Mercer Wealth, which globally has $160 billion in AUM, plans to boost its AUM in the region to $2-$3bn in the next 2-3 years from the present $1bn, said Yasir AbuShaban, a Dubai-based principal with Mercer Wealth.
“Within the next two to three years, we are looking at reaching $2 to $3 billion as a conservative estimate and we do see an opportunity to do so,” said Mr AbuShaban.
Mercer does not directly make investments, but allocates clients’ money they have discretion to, to professional asset managers. They also provide advice to clients.
“We have buying power. We can negotiate on their (client’s) behalf with asset managers to provide them lower fees than they otherwise would have to get on their own,” he added.

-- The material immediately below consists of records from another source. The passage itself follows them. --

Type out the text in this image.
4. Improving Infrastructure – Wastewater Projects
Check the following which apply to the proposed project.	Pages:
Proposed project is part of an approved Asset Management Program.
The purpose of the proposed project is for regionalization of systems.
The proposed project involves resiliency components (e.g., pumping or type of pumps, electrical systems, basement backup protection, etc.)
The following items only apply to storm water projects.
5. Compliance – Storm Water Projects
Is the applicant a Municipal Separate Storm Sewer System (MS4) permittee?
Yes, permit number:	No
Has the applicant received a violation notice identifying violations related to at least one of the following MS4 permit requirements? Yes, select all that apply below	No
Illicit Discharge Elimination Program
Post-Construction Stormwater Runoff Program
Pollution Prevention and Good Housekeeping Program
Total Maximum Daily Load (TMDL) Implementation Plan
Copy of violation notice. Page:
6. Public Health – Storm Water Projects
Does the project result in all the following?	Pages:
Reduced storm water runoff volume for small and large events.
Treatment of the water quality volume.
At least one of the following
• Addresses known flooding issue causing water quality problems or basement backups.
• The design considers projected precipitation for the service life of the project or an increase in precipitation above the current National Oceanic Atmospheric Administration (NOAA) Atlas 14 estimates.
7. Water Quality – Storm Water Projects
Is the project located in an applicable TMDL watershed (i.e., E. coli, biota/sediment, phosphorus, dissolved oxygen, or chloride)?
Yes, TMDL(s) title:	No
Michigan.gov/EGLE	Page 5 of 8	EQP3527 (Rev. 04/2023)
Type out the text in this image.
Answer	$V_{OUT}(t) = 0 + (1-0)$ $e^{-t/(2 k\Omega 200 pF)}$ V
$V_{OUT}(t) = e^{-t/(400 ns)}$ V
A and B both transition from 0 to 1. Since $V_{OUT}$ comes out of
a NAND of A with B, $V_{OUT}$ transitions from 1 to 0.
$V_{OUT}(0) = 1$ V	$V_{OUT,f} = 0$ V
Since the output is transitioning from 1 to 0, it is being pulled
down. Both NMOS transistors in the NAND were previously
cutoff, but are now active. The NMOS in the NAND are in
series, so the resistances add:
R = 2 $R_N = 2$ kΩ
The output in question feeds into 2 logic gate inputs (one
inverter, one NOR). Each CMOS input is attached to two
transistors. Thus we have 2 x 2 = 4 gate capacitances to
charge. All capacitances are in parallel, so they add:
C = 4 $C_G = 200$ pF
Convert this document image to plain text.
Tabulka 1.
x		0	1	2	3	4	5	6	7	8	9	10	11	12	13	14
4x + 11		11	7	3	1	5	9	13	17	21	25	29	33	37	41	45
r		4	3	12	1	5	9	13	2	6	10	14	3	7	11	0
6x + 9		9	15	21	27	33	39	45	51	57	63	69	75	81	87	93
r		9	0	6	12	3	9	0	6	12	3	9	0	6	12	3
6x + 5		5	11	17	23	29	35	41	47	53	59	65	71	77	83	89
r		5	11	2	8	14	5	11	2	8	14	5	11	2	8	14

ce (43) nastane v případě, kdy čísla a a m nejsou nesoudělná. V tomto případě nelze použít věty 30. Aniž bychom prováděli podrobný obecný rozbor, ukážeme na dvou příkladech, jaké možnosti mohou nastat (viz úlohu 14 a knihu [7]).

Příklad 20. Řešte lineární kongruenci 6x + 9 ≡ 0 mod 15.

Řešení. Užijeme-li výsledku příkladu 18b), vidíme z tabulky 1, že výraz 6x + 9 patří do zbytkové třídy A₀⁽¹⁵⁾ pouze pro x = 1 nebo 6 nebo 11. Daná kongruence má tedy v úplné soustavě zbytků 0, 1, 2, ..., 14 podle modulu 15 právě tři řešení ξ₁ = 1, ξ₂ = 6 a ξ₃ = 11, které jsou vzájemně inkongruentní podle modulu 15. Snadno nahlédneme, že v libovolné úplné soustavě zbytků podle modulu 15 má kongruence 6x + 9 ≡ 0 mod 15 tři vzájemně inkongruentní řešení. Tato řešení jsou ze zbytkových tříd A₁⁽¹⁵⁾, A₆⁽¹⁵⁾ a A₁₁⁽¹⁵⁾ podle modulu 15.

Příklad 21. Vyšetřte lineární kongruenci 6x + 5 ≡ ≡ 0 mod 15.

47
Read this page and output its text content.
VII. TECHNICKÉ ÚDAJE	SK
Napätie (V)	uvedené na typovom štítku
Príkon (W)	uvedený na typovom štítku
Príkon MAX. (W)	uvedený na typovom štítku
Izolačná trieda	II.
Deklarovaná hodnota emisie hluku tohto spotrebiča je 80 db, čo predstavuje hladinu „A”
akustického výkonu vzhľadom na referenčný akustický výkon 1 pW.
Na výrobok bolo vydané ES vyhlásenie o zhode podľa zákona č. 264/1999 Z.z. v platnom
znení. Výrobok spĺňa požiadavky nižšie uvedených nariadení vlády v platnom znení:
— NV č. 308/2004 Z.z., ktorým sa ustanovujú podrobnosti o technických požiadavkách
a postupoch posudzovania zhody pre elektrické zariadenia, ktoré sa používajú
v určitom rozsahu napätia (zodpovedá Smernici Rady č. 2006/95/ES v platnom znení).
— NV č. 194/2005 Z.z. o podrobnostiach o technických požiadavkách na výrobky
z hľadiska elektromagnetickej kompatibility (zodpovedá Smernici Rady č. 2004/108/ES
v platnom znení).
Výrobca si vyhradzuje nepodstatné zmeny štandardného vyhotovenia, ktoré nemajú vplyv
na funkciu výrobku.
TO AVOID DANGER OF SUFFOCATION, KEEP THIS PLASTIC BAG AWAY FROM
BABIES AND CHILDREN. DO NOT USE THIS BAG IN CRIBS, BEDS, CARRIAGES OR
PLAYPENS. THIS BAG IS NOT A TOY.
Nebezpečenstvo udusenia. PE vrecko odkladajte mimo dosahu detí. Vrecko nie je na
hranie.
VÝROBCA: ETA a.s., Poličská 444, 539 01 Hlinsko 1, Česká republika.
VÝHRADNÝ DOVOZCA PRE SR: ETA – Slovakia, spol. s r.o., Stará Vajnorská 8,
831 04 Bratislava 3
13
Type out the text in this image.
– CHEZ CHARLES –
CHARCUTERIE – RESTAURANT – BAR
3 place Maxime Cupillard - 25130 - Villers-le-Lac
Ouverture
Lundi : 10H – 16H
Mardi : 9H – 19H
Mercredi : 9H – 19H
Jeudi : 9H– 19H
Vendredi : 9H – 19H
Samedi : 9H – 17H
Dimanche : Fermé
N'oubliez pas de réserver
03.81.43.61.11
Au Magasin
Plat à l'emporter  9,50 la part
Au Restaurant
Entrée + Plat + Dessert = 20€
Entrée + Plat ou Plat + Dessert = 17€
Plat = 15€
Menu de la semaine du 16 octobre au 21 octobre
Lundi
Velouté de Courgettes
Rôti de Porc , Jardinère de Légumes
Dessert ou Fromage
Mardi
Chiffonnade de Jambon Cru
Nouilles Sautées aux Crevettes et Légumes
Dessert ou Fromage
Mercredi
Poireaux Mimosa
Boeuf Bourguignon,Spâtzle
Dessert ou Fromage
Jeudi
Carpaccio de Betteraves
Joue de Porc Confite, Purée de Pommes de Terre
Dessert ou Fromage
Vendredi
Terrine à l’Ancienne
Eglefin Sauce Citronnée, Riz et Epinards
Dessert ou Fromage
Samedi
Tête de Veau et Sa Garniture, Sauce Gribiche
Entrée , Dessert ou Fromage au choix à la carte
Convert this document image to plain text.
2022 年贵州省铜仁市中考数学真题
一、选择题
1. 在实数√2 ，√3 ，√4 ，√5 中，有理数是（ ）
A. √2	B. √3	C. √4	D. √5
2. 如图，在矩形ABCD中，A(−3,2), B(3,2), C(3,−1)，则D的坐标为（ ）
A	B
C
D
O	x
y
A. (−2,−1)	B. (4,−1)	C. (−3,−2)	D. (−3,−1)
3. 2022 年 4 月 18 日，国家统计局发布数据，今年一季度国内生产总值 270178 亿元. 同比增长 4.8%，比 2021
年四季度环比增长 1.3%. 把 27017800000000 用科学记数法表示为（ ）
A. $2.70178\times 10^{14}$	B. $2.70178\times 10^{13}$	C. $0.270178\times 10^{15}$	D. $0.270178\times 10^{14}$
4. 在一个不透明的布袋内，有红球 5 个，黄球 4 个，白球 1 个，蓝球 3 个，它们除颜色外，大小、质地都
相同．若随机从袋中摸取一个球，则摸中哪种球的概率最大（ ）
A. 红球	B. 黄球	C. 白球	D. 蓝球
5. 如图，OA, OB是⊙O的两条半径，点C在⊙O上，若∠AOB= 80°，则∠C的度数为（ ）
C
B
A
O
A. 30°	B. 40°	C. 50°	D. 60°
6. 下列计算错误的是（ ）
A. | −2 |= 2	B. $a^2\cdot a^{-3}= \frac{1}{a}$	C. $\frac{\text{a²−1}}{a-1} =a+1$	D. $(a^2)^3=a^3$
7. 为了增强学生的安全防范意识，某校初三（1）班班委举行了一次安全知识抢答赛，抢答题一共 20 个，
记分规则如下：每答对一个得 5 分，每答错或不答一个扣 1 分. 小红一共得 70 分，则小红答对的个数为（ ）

Mercer Wealth’s clients include sovereign wealth funds, family offices, and insurance companies among others.
From its office in Dubai, Mercer also looks after Africa, India and Turkey, where they also see opportunity for growth.
Wealth creation in Middle East and Africa (MEA) grew 8.5 per cent to $8.1 trillion last year from $7.5tn in 2015, higher than last year’s global average of 6 per cent and the second-highest growth in a region after Asia-Pacific which grew 9.9 per cent, according to consultancy Boston Consulting Group (BCG). In the region, where wealth grew just 1.9 per cent in 2015 compared with 2014, a pickup in oil prices has helped in wealth generation.
BCG is forecasting MEA wealth will rise to $12tn by 2021, growing at an annual average of 8 per cent.
Drivers of wealth generation in the region will be split evenly between new wealth creation and growth of performance of existing assets, according to BCG.
Another general trend in the region is clients’ looking for a comprehensive approach to investing, according to Mr AbuShaban.
“Institutional investors or some of the families are seeing a slowdown in the available capital they have to invest and in that sense they are looking at optimizing the way they manage their portfolios and making sure they are not investing haphazardly and different parts of their investment are working together,” said Mr AbuShaban.
Some clients also have a higher appetite for risk, given the low interest-rate environment that does not provide enough yield for some institutional investors. These clients are keen to invest in illiquid assets, such as private equity and infrastructure.
“What we have seen is a desire for higher returns in what has been a low-return environment specifically in various fixed income or bonds,” he said.
“In this environment, we have seen a de facto increase in the risk that clients are taking in things like illiquid investments, private equity investments, infrastructure and private debt, those kind of investments were higher illiquidity results in incrementally higher returns.”
The Abu Dhabi Investment Authority, one of the largest sovereign wealth funds, said in its 2016 report that has gradually increased its exposure in direct private equity and private credit transactions, mainly in Asian markets and especially in China and India. The authority’s private equity department focused on structured equities owing to “their defensive characteristics.”